RMIT fashion lecturer Jo Cramer, who has researched the ways people buy and discard clothing, believes Ms Duong’s project has promise. 

“It’s an exciting development,” Ms Cramer said. “It is really such a simple mechanism but really well resolved. It is making the most of contemporary tech. 

“It allows people who own the garment to contribute to the story as well. So each time you scan it and it goes through to the website you can see the stories.

“So, as a garment moves through its lifetime from store to op shop to someone else, you can start to see these garments having an independent life.

“I think this starts to change the relationship between the person who has the garment and the garment itself.”

Kaine Whiteway, the product designer for the luggage and hand bag manufacturer Crumpler Australia, says Clothes Loop “will help to reduce waste and keep products out of landfills”. “For me, it’s connecting the dots of what everyone is trying to do, but in a very concise and clear way,” he said. 

“We have a lifetime warranty on our bags and sometimes we get bags back after 20 years of use and it is hard to identify the style, the material, where it was bought, the date and how it’s travelled.

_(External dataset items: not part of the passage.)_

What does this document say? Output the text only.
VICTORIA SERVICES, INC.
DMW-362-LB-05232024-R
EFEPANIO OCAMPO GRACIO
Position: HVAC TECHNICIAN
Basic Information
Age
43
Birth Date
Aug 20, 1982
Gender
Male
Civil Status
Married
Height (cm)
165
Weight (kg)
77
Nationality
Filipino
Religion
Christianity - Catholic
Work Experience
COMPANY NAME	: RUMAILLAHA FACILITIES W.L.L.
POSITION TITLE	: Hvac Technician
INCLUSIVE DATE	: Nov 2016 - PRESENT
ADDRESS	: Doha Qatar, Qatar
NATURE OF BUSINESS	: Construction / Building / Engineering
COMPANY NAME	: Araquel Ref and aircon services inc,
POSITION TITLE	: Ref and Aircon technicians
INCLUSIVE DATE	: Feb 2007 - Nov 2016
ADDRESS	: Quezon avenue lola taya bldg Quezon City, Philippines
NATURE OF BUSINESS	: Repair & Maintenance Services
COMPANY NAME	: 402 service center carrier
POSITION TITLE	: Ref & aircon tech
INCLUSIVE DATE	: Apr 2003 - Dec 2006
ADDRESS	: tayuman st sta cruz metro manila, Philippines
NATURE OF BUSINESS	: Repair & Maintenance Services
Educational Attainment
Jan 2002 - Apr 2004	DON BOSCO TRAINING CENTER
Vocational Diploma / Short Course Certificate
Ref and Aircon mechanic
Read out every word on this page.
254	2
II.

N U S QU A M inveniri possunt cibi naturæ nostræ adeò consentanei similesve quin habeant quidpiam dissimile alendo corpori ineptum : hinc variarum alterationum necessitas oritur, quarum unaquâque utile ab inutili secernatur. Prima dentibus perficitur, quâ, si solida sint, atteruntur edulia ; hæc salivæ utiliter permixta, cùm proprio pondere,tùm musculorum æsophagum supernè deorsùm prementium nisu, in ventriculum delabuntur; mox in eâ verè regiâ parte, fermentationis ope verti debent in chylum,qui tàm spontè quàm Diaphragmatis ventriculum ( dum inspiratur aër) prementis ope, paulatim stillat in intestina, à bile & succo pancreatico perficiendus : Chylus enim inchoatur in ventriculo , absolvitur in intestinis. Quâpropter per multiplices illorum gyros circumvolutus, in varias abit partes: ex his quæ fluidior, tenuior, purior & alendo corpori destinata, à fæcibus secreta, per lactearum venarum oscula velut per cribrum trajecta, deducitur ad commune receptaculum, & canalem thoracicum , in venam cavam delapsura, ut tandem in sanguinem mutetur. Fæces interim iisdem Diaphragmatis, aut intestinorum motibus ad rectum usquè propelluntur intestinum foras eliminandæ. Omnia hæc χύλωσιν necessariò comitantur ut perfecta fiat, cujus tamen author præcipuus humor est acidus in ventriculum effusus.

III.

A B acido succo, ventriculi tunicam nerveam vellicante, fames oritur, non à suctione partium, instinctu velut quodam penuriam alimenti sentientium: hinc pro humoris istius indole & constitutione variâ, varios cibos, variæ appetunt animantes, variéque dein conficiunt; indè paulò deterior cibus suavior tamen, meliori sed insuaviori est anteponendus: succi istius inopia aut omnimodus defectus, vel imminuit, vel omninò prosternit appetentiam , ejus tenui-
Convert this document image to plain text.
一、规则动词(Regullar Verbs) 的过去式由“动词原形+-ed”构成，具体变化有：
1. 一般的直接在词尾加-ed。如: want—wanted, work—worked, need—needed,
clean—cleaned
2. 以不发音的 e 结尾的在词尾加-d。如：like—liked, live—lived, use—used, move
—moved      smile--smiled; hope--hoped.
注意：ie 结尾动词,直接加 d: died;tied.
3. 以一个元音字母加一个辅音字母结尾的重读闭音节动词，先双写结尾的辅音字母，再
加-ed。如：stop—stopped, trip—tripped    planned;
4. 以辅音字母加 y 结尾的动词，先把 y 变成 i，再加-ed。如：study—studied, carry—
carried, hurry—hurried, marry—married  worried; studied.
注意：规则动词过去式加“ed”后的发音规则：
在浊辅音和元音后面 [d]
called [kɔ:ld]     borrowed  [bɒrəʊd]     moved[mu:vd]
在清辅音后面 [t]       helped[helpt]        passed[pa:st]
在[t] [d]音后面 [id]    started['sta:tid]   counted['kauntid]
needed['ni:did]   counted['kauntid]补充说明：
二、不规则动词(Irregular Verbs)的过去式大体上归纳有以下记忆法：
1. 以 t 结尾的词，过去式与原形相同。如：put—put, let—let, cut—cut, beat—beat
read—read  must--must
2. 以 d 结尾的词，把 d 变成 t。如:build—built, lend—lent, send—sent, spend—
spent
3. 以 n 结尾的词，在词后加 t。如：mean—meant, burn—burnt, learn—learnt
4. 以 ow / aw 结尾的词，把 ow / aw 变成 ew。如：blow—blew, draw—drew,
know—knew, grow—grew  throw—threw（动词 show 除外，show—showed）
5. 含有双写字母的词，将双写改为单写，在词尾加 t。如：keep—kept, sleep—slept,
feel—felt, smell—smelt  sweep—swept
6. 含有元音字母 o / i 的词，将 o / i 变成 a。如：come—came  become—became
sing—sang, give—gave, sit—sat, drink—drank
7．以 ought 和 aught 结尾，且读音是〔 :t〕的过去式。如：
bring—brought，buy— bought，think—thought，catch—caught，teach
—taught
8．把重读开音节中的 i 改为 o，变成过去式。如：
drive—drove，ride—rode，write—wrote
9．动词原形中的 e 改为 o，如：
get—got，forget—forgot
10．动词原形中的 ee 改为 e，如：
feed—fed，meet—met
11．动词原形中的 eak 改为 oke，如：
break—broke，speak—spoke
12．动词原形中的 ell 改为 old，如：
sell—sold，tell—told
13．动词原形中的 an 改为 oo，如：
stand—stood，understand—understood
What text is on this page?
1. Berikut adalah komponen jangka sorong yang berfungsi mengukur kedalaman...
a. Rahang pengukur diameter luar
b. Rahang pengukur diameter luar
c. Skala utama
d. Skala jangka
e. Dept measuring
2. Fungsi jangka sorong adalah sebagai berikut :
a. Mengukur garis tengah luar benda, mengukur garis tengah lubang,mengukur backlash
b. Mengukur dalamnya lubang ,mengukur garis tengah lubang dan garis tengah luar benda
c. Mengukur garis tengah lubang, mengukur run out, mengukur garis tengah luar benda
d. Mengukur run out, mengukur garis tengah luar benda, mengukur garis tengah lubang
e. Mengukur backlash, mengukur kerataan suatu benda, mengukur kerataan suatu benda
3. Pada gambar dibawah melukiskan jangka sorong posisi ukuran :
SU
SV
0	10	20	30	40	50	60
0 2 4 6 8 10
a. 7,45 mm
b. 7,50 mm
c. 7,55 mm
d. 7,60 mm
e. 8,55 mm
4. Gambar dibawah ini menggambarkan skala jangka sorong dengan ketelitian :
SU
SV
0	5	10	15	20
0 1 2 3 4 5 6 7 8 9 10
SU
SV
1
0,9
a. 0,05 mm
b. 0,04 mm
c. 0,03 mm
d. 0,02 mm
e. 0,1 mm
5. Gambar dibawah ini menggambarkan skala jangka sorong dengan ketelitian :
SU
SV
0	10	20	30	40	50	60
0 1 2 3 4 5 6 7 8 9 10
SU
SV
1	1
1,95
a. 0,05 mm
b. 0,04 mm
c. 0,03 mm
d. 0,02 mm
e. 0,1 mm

“I would like to get to a point where we could tie all these pieces together. Whether we recycle the bag or repair it and send it back to the consumer.” 

Ms Duong came up with the idea when she worked for a fast-fashion company in Melbourne.

“More and more consumers want additional information about the designer, the factory where and when the item was made before buying.” — Rose Duong, the Clothes Loop

“Fast-fashion retailers aim to capture the trends from the catwalk and produce them as quickly as possible to get them to the retail floor,” she said. “I  began to notice the rate clothes moved through the store and the number of returns and then I questioned where these garments ended up.

“For example, I have an awesome jumper that I bought about six years ago. It’s got a big turtleneck, shoulder pads and a leather V-neck.

“It’s the Michael Jackson jacket of jumpers. But the tag only says ‘BATSU’; it is untraceable. 

“It probably has a really interesting history in terms of its make and its design, and the ‘clothes loop’ is a way of filling in the gaps. And maybe if we supply this information, then maybe people would value things more. That’s the whole concept of this project.”